Jessica Mann
April 2011 Crime Round-up
An Uncertain Place
By Fred Vargas (Translated from the French by Sian Reynolds)
Harvill Secker 416pp £12.99
I opened this book expecting to enjoy it. The author is a successful archaeologist and historian, and has won the CWA International Dagger three times. Reviewers have been passionately enthusiastic and Vargas’s books are bestsellers. But this one is a severe disappointment. The story begins with Commissaire Adamsberg making a short trip to a conference in London. There he learns of a bizarre episode in which shoes containing severed feet were found at the gates of Highgate cemetery. On his return to Paris, Adamsberg must deal with a macabre case in which a murder victim’s body has been chopped into tiny pieces. What connects a one-armed concierge and his new kittens, a corrupt member of Adamsberg’s team, and – for heaven’s sake – an undead vampire in Serbia? In this unpersuasive farrago, Adamsberg operates, as usual, by instinct and intuition and – also as usual – mystifies his supportive team. He escapes death more than once, by luck not judgement, and listens to and spouts an awful lot of guff about vampires, perfectly preserved corpses and inherited evil. Though there are women in the book – witnesses, an innkeeper, some police officers and more important players too – only the men actually do or say anything important. A disappointment.
The Troubled Man: A Kurt Wallander Mystery
By Henning Mankell (Translated by Laurie Thompson)
Harvill Secker 384pp £17.99
The Troubled Man is Inspector Kurt Wallander’s last bow, but his fate – unlike Holmes’s at the Reichenbach Falls – is not one from which a remorseful author can ever retrieve him. A foreboding throughout the book prepares the reader for tragedy, as the lonely, ageing, ailing detective spends his summer holiday investigating the disappearance of an elderly couple whose son is the partner of Wallander’s daughter. Their lives, apparently conventional, prosperous and open, prove to have been full of secrets and lies.
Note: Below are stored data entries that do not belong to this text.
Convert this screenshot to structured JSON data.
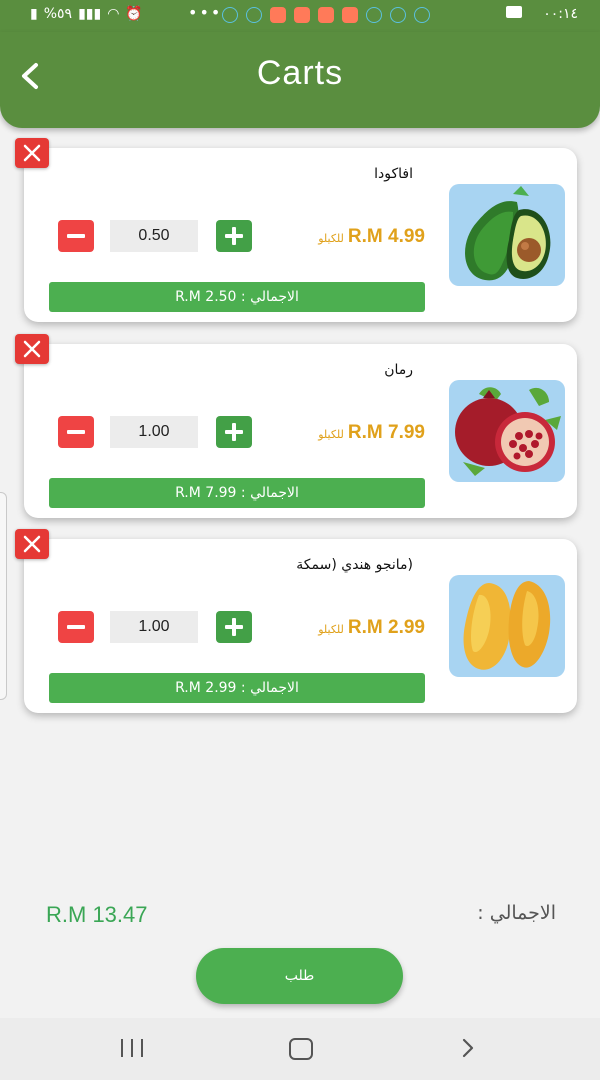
{
  "status_bar": {
    "battery": "%٥٩",
    "time": "٠٠:١٤"
  },
  "app_bar": {
    "title": "Carts"
  },
  "cart": {
    "items": [
      {
        "name": "افاكودا",
        "price": "R.M 4.99",
        "unit": "للكيلو",
        "quantity": "0.50",
        "total": "الاجمالي : R.M 2.50",
        "image": "avocado"
      },
      {
        "name": "رمان",
        "price": "R.M 7.99",
        "unit": "للكيلو",
        "quantity": "1.00",
        "total": "الاجمالي : R.M 7.99",
        "image": "pomegranate"
      },
      {
        "name": "(مانجو هندي (سمكة",
        "price": "R.M 2.99",
        "unit": "للكيلو",
        "quantity": "1.00",
        "total": "الاجمالي : R.M 2.99",
        "image": "mango"
      }
    ]
  },
  "footer": {
    "total_label": "الاجمالي :",
    "total_value": "R.M 13.47",
    "order_label": "طلب"
  },
  "colors": {
    "primary_green": "#5a8e3f",
    "button_green": "#4caf50",
    "price_gold": "#e0a11b",
    "remove_red": "#e53935"
  }
}
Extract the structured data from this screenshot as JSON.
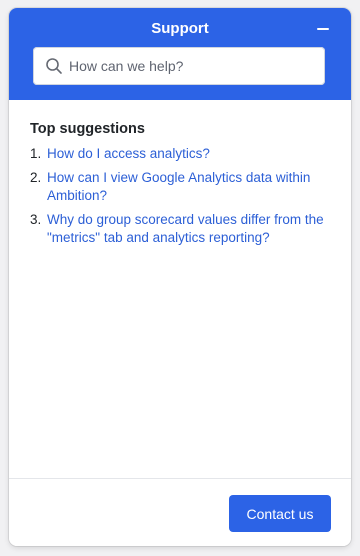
{
  "header": {
    "title": "Support",
    "minimize_icon": "minus-icon"
  },
  "search": {
    "placeholder": "How can we help?",
    "value": "",
    "icon": "search-icon"
  },
  "suggestions": {
    "title": "Top suggestions",
    "items": [
      {
        "number": "1.",
        "text": "How do I access analytics?"
      },
      {
        "number": "2.",
        "text": "How can I view Google Analytics data within Ambition?"
      },
      {
        "number": "3.",
        "text": "Why do group scorecard values differ from the \"metrics\" tab and analytics reporting?"
      }
    ]
  },
  "footer": {
    "contact_label": "Contact us"
  },
  "colors": {
    "brand": "#2c63e6",
    "link": "#2c5fd6",
    "background": "#f1f1f3"
  }
}
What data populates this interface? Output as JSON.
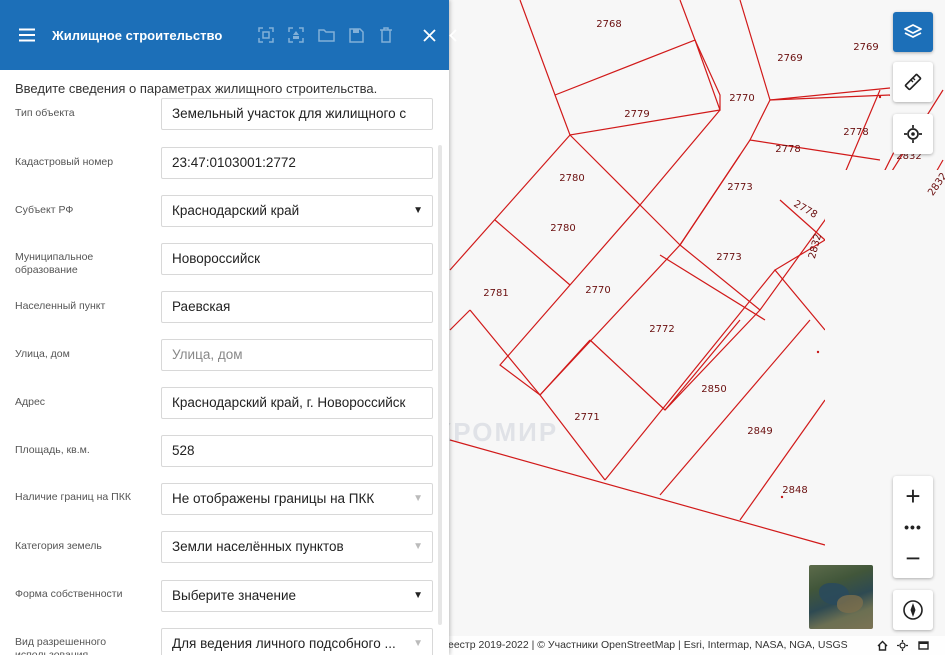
{
  "header": {
    "title": "Жилищное строительство",
    "icons": [
      "menu-icon",
      "focus-icon",
      "target-icon",
      "folder-icon",
      "save-icon",
      "delete-icon",
      "close-icon",
      "collapse-icon"
    ]
  },
  "form": {
    "intro": "Введите сведения о параметрах жилищного строительства.",
    "fields": [
      {
        "label": "Тип объекта",
        "value": "Земельный участок для жилищного с",
        "kind": "text"
      },
      {
        "label": "Кадастровый номер",
        "value": "23:47:0103001:2772",
        "kind": "text"
      },
      {
        "label": "Субъект РФ",
        "value": "Краснодарский край",
        "kind": "select"
      },
      {
        "label": "Муниципальное образование",
        "value": "Новороссийск",
        "kind": "text"
      },
      {
        "label": "Населенный пункт",
        "value": "Раевская",
        "kind": "text"
      },
      {
        "label": "Улица, дом",
        "value": "Улица, дом",
        "kind": "placeholder"
      },
      {
        "label": "Адрес",
        "value": "Краснодарский край, г. Новороссийск",
        "kind": "text"
      },
      {
        "label": "Площадь, кв.м.",
        "value": "528",
        "kind": "text"
      },
      {
        "label": "Наличие границ на ПКК",
        "value": "Не отображены границы на ПКК",
        "kind": "select-disabled"
      },
      {
        "label": "Категория земель",
        "value": "Земли населённых пунктов",
        "kind": "select-disabled"
      },
      {
        "label": "Форма собственности",
        "value": "Выберите значение",
        "kind": "select"
      },
      {
        "label": "Вид разрешенного использования",
        "value": "Для ведения личного подсобного ...",
        "kind": "select-disabled"
      }
    ]
  },
  "map": {
    "parcel_labels": [
      "2768",
      "2769",
      "2769",
      "2770",
      "2779",
      "2778",
      "2778",
      "2832",
      "2832",
      "2780",
      "2780",
      "2773",
      "2778",
      "2773",
      "2832",
      "2781",
      "2770",
      "2772",
      "2850",
      "2771",
      "2849",
      "2848"
    ],
    "controls": {
      "layers": "layers-icon",
      "ruler": "ruler-icon",
      "locate": "locate-icon",
      "zoom_in": "+",
      "more": "•••",
      "zoom_out": "−",
      "compass": "compass-icon"
    },
    "attribution": "еестр 2019-2022 | © Участники OpenStreetMap | Esri, Intermap, NASA, NGA, USGS",
    "watermark": "МАКРОМИР",
    "line_color": "#d11a1a",
    "accent": "#1c6fb8"
  }
}
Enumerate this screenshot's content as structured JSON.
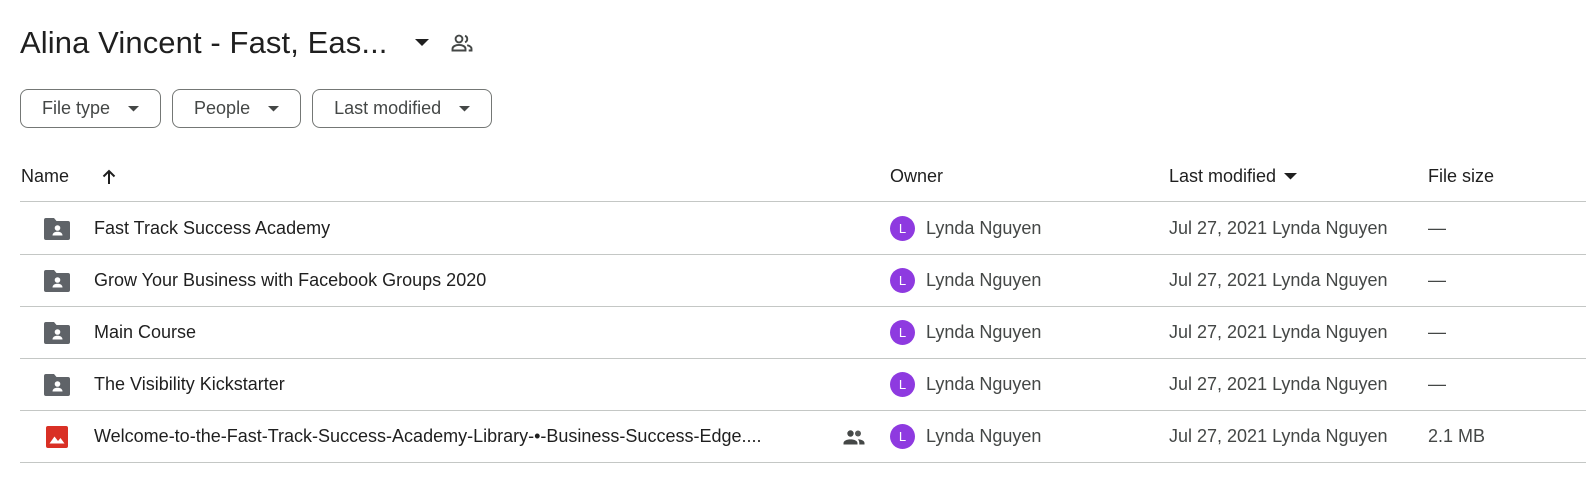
{
  "folder": {
    "title": "Alina Vincent - Fast, Eas..."
  },
  "filters": [
    {
      "label": "File type"
    },
    {
      "label": "People"
    },
    {
      "label": "Last modified"
    }
  ],
  "columns": {
    "name": "Name",
    "owner": "Owner",
    "last_modified": "Last modified",
    "file_size": "File size"
  },
  "rows": [
    {
      "icon": "shared-folder-icon",
      "name": "Fast Track Success Academy",
      "shared": false,
      "owner_initial": "L",
      "owner": "Lynda Nguyen",
      "modified": "Jul 27, 2021 Lynda Nguyen",
      "size": "—"
    },
    {
      "icon": "shared-folder-icon",
      "name": "Grow Your Business with Facebook Groups 2020",
      "shared": false,
      "owner_initial": "L",
      "owner": "Lynda Nguyen",
      "modified": "Jul 27, 2021 Lynda Nguyen",
      "size": "—"
    },
    {
      "icon": "shared-folder-icon",
      "name": "Main Course",
      "shared": false,
      "owner_initial": "L",
      "owner": "Lynda Nguyen",
      "modified": "Jul 27, 2021 Lynda Nguyen",
      "size": "—"
    },
    {
      "icon": "shared-folder-icon",
      "name": "The Visibility Kickstarter",
      "shared": false,
      "owner_initial": "L",
      "owner": "Lynda Nguyen",
      "modified": "Jul 27, 2021 Lynda Nguyen",
      "size": "—"
    },
    {
      "icon": "image-file-icon",
      "name": "Welcome-to-the-Fast-Track-Success-Academy-Library-•-Business-Success-Edge....",
      "shared": true,
      "owner_initial": "L",
      "owner": "Lynda Nguyen",
      "modified": "Jul 27, 2021 Lynda Nguyen",
      "size": "2.1 MB"
    }
  ],
  "colors": {
    "avatar": "#8e3ae0",
    "folder_icon": "#5f6368",
    "image_icon": "#d93025",
    "divider": "#c4c7c5"
  }
}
As Wallander uncovers the truth about his newborn granddaughter’s other grandparents, he finds himself reassessing his own actions and relationships. Although the plot involves postwar politics, Russian spies and American imperialism, the action is centred on Wallander’s solitary life and disappointing memories. This is a fascinating book, beautifully written (and translated), but it conforms uncomfortably closely to clichéd images of melancholy Swedes. Depressed readers, steer clear!
The Book of Lies
By Mary Horlock
Canongate Books 336pp £12.99
Only in her private diary can fifteen-year-old Catherine Rozier confess to killing her best friend, who fell from a Guernsey cliff. Much as she longs to explain publicly what happened that stormy night, her mother and teachers have all lived with unspeakable secrets and know that some things are best left unsaid; every time Catherine attempts to reveal her deed, they silence her. So Catherine can only write down for herself the events that led to Nicolette's death. The story is interwoven with that of another member of the Rozier family, Charlie, who was a teenager during the German Occupation and watched in impotent fury as daily life, people’s homes and his father's printing press were taken over by the enemy. Charlie’s fate, and that of the whole island, looms like a dark shadow over Catherine’s life two generations later. The stories move forward in parallel, vividly demonstrating the long shadow of past events on later generations. ‘Being a murderer isn’t such a big deal’ on the island brought convincingly and unflatteringly alive here. An interesting and clever first novel.
Death on a Galician Shore
By Domingo Villar
Abacus 384pp £11.99
A prize-winning Spanish author, beautiful landscapes and seascapes and a secret from the past are the principal ingredients in this interesting but curiously uninvolving novel. Inspector Leo Caldas finds himself dealing with the death and apparent resurrection of a drowned fisherman. He has a single aide, in marked contrast with the teams of experts and officials who populate British and American police procedurals, and the two men confront locals who are suspicious and obstructive. Caldas also has a family: father, uncle and distant wife from whom he is separated. We learn a lot about them, as well as the details of Caldas’s rushed meals, and a good deal about the work of Atlantic deep-sea fishermen. I found the book something of a trudge, but others didn’t: it has been a bestseller elsewhere in Europe.
A Dark Anatomy
By Robin Blake
Macmillan 304pp £12.99
Set in 1740, this book includes an interesting description of life in Preston at a time when towns in such remote areas of the country ran their own affairs and kept ‘foreigners’ at a distance. A hierarchy of local dignitaries were responsible for the maintenance of law and order. When the wife of a local landowner is found with her throat slashed in the woods near her home, her magistrate husband must defer to the coroner who, in turn, has to obey the Lord Lieutenant. Coroner and lawyer Titus Cragg, working with his friend Dr Fidelis, doggedly investigates despite local obstructions. As this is the Age of Enlightenment, they dissect the corpse, using primitive forensic science to interpret the evidence. Cragg and Fidelis make a fine pair of detectives, and Robin Baird has written a fine first novel.